Neppure sono una novità gli emendamenti che consolidano
il potere presidenziale. La costituzione egiziana risale
al 1971, quando era presidente Sadat: già nel
suo patrimonio genetico è autoritaria e presidenzialista,
con il governo responsabile di fronte al capo dello
stato e non al parlamento, con il capo dello stato che
ha ampi poteri nel nominare e sciogliere i governi e
perfino nel campo legislativo dove ha diritto di veto
sulle leggi.
Le novità maggiori e più contestate riguardano
infatti gli emendamenti agli articoli 88 e 179. Il primo
disciplina le procedure elettorali. Negli ultimi tempi,
per combattere contro i brogli e la corruzione, le elezioni
erano state supervisionate dalla magistratura. Il nuovo
articolo 88 incarica della supervisione non più
la magistratura, ma un alto comitato appositamente nominato
dal governo. Sempre di supervisionare si tratta, ma
è ovvio che un organismo nominato dal governo
non dà le necessarie garanzie che non possano
ripetersi brogli (questa volta legalizzati) a favore
del Partito nazionale democratico. Di qui la protesta
della magistratura.
L’articolo 179 emendato dà ampio mandato
alle forze di sicurezza di perseguire, eventualmente
ignorando i diritti costituzionali dei cittadini alla
libertà o all’habeas corpus, tutti coloro
che venissero accusati di “terrorismo”.
Non precisandosi quali sono gli atti da definire terroristici
e consentendo, in pratica, l’istituzione di tribunali
speciali, l’emendamento appare come una grave
violazione della democrazia. Naturalmente, il primo
obbiettivo sono i partiti e le organizzazioni religiose,
soprattutto i Fratelli Musulmani, da anni duramente
perseguitati e la cui persecuzione potrebbe –
legalmente – inasprirsi. L’accusa più
seria nei confronti del nuovo articolo 179 è
quella di voler istituzionalizzare lo stato di emergenza
che vige in Egitto da ventisei anni, da quando Sadat
venne ucciso nel 1981, e che non è mai stato
tolto. Lo stato di emergenza con le misure speciali
e poliziesche atte a combattere il “terrorismo”
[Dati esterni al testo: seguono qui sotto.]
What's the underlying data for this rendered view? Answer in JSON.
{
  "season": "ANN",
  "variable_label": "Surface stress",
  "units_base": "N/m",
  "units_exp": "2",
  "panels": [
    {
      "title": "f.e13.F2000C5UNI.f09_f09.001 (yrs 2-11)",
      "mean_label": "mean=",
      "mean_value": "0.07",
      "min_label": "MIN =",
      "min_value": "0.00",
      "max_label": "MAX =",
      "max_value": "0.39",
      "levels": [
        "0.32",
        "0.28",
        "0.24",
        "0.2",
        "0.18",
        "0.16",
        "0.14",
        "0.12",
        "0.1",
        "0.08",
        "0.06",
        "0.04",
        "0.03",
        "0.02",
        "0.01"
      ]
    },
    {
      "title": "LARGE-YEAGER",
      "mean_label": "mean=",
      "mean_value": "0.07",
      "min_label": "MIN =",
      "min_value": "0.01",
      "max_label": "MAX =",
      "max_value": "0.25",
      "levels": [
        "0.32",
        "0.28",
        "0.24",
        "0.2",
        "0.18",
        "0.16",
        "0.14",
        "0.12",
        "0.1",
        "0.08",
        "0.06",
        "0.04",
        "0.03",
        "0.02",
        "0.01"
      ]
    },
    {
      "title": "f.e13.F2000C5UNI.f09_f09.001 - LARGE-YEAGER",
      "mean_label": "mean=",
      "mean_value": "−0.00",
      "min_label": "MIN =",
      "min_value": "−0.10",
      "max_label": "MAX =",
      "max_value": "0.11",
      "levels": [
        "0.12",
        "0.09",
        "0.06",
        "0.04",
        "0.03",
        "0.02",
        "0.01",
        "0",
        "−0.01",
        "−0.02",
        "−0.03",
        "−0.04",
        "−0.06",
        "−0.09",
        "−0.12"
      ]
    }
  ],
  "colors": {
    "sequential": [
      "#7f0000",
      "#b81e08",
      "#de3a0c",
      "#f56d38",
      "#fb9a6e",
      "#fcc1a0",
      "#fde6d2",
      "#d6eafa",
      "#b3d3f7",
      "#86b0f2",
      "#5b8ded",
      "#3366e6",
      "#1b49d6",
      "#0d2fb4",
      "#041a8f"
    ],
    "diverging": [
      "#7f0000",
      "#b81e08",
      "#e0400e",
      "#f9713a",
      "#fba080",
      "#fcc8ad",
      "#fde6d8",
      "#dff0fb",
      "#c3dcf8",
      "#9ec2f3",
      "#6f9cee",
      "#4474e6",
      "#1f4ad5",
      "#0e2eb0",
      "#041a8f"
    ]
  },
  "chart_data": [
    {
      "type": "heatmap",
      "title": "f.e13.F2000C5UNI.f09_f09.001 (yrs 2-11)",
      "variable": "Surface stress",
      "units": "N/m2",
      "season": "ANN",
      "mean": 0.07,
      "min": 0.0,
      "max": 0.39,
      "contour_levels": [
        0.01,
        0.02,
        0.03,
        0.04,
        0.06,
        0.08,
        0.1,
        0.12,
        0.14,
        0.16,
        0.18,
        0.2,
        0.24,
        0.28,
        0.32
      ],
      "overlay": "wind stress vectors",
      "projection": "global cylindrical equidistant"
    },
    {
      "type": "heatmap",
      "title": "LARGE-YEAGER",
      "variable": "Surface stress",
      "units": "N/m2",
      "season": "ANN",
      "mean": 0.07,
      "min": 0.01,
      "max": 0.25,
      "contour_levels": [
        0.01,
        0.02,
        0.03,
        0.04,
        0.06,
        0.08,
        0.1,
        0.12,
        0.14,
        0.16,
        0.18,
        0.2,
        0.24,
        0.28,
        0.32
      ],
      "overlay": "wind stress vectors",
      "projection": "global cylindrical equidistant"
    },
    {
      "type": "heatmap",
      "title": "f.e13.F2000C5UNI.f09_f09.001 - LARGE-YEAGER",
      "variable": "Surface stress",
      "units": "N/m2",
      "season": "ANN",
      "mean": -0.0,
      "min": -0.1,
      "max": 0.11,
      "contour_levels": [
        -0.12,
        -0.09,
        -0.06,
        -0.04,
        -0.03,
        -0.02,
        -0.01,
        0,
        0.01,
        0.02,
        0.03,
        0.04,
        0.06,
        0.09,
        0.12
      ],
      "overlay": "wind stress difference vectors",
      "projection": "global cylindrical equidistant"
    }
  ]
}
verrebbe dunque recepito nella costituzione.
È chiaro che gli emendamenti vanno nella direzione
di consolidare il potere del Partito nazionale democratico
e del probabilissimo futuro presidente (forse giù
prima della scadenza naturale del mandato di Hosni Mubarak,
che ha 78 anni, nel 2012), Gamal Mubarak. Che gli emendamenti
cambino nella sostanza la situazione attuale, non è
vero: semmai la consolidano, ma non la cambiano, visto
che il sistema politico egiziano non è neppure
adesso “democratico” nel senso occidentale
del termine. D’altro canto, si ripete, allo stato
attuale delle cose non vi sono vere alternative, a parte
i Fratelli Musulmani; ma i Fratelli Musulmani entrano
ed escono dalle galere.
Quanto questa esclusione totale, che Mubarak sta praticando
fin dagli inizi degli anni Novanta, quando la minaccia
terrorista si fece molto acuta (ma i Fratelli Musulmani
non erano e non sono terroristi), sarà produttiva
nella prospettiva del futuro, resta da vedere. Personalmente
temo che avrà effetti contrari. D’altro
canto, i lati positivi restano la libertà di
stampa (non totale ma significativa), l’indipendenza
della magistratura, che dimostra segni di insofferenza
nei confronti del controllo dall’alto, e la vivacità
della società civile, che si sta sempre più
aprendo. Molto dipenderà, come sempre, dalla
stabilità e dalla prosperità economica:
se le ingiustizie sociali si approfondiranno, neppure
un regime di stato d’assedio potrà tacitare
all’infinito l’insoddisfazione delle masse.